Roztoky an der Elbe, ein paar Kilometer nördlich von Prag. Nur einige Schritte sind es vom Hauptsitz des Mittelböhmischen Museum in der alten Schlossanlage bis zu der neuesten Exposition des Museums: Ein kleines Cottage-Haus auf dem Gelände der Braunerschen Mühle in Roztoky. Es ist das Atelier von Zdenka Braunerova (1858 - 1934), einer der bedeutendsten böhmischen Künstlerinnen der Jahrhundertwende, wie Marcela Sasinkova vom Mittelböhmischen Museum erläutert.

"Zdenka Braunerova war eine allseitige Künstlerin - sie hat sich mit Malerei und Grafik befasst, ebenso mit dekorativer Kunst und Glasgestaltung, war eine Botschafterin der tschechischen Kunst in Frankreich. Eine sehr bedeutende Rolle hatte sie auch bei der Erneuerung des tschechischen Buchwesens um die Jahrhundertwende. Sie war einer der ersten Künstler überhaupt, jetzt ohne Rücksicht auf das Geschlecht, der sich um eine Erneuerung der künstlerischen Gestaltung tschechischer Bücher verdient gemacht hat."

Schloss Roztoky
Braunerovas Atelier in Roztoky war ein Treffpunkt für bedeutende Künstler der Zeit, der Maler Jan Zrzavy war hier ebenso zu Gast wie die Schriftsteller Paul Claudel und Frantisek Halas. Nach dem Tod von Zdenka Braunerova im Jahre 1934 wurde das von ihr selbst entworfene Cottage-Häuschen jahrzehntelang als Werkstatt, Lager und Bürogebäude genutzt, bis sich das Mittelböhmische Museum dem im wahrsten Wortsinne nahe liegenden Kulturerbe annahm. Seit dem Frühjahr ist Zdenka Braunerovas Atelier nun wieder so zu besichtigen, wie sie es 1934 für immer verlassen hat, rekonstruiert nach historischen Aufnahmen: Ein kleiner Salon mit zierlichen Möbeln, über und über mit Bildern ausgehangen, und an der Staffelei liegen noch die zerdrückten Farbtuben.

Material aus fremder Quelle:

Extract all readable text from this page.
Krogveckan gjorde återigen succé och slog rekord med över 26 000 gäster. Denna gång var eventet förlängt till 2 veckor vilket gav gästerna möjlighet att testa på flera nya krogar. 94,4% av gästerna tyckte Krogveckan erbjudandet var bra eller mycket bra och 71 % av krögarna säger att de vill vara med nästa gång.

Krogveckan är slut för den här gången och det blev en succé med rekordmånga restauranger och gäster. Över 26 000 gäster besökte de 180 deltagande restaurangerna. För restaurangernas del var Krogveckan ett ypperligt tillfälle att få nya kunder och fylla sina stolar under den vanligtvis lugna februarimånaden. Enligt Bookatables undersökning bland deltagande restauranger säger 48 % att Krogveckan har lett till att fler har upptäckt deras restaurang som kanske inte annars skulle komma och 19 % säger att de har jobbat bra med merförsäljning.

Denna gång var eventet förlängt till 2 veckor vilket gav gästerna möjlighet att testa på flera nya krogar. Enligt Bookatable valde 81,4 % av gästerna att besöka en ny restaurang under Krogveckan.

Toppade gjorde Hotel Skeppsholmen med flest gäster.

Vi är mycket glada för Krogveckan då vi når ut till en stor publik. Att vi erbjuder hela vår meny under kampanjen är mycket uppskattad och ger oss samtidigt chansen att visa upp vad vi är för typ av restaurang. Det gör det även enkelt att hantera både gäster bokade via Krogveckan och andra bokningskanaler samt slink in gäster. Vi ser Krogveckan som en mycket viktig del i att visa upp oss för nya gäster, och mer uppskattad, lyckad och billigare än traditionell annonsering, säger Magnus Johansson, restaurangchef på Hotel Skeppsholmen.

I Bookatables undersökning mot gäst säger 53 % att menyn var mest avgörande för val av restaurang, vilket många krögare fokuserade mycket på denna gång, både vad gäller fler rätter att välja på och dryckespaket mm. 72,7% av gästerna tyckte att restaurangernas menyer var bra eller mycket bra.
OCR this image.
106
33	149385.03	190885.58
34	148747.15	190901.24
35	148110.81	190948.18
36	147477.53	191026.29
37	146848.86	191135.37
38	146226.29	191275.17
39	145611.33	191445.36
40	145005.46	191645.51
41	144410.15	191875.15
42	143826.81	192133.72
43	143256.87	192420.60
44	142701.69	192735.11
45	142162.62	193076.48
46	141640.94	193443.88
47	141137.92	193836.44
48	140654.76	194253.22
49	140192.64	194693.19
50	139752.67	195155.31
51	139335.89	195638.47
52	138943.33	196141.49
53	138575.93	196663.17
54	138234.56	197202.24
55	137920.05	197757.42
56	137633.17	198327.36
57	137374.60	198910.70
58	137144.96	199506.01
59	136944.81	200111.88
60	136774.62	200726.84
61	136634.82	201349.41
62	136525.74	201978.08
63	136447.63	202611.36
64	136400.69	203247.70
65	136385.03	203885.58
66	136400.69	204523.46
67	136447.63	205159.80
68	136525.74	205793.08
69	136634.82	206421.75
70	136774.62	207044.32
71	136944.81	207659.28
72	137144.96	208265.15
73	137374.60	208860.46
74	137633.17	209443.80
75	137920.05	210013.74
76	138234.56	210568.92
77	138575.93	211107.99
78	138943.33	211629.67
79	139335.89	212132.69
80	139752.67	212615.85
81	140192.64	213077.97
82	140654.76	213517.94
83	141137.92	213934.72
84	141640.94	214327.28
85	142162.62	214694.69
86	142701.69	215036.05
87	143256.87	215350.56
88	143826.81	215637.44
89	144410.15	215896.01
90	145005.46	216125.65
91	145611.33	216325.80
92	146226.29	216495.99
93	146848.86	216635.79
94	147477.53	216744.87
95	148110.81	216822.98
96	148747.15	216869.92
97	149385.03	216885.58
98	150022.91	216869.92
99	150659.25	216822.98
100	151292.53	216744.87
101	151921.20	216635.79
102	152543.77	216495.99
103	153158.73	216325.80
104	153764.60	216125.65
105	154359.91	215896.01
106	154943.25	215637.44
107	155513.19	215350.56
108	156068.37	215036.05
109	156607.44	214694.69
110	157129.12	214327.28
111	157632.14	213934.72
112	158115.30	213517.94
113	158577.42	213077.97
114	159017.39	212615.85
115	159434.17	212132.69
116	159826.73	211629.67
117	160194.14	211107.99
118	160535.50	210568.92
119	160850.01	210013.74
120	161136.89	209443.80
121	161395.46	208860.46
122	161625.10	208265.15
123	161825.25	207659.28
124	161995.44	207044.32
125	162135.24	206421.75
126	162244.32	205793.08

Nachdem das rekonstruierte Atelier von Zdenka Braunerova seine erste Besuchersaison bereits hinter sich hat, wurde nun mit einer Tagung am Mittelböhmischen Museum auch die offizielle Einweihung in Fachkreisen begangen. Mit dem Thema "Die Künstlerin an der Wende vom 19. zum 20. Jahrhundert" wurde bewusst ein weiter Rahmen gesteckt, erklärt die Organisatorin Marcela Sasinkova.

"Wir hatten die Idee eine Konferenz zu veranstalten, nicht nur über Zdenka Braunerova als eine der ersten professionellen Künstlerinnen der Jahrhundertwende, sondern als interdisziplinäre Veranstaltung mit Kunsthistorikern, Archivaren, Kultur- und Literarhistorikern, die alle aus einer unterschiedlichen Perspektive auf das Thema schauen."

Die Geschichte der Künstlerinnen im späten 19. und frühen 20. Jahrhundert ist aber zugleich eine Geschichte der Emanzipation und bedingt einen Blick auf die gesellschaftlichen Voraussetzungen der Zeit. Die Möglichkeiten für Frauen, jenseits der klassischen Rollenmuster ein selbst bestimmtes Leben zu führen, waren zum Ende des 19. Jahrhunderts noch sehr begrenzt. Gerade die Kunst spielte am Beginn der Emanzipation eine bedeutende Rolle, erläutert Pavla Vosahlikova vom Historischen Institut der tschechischen Akademie der Wissenschaften.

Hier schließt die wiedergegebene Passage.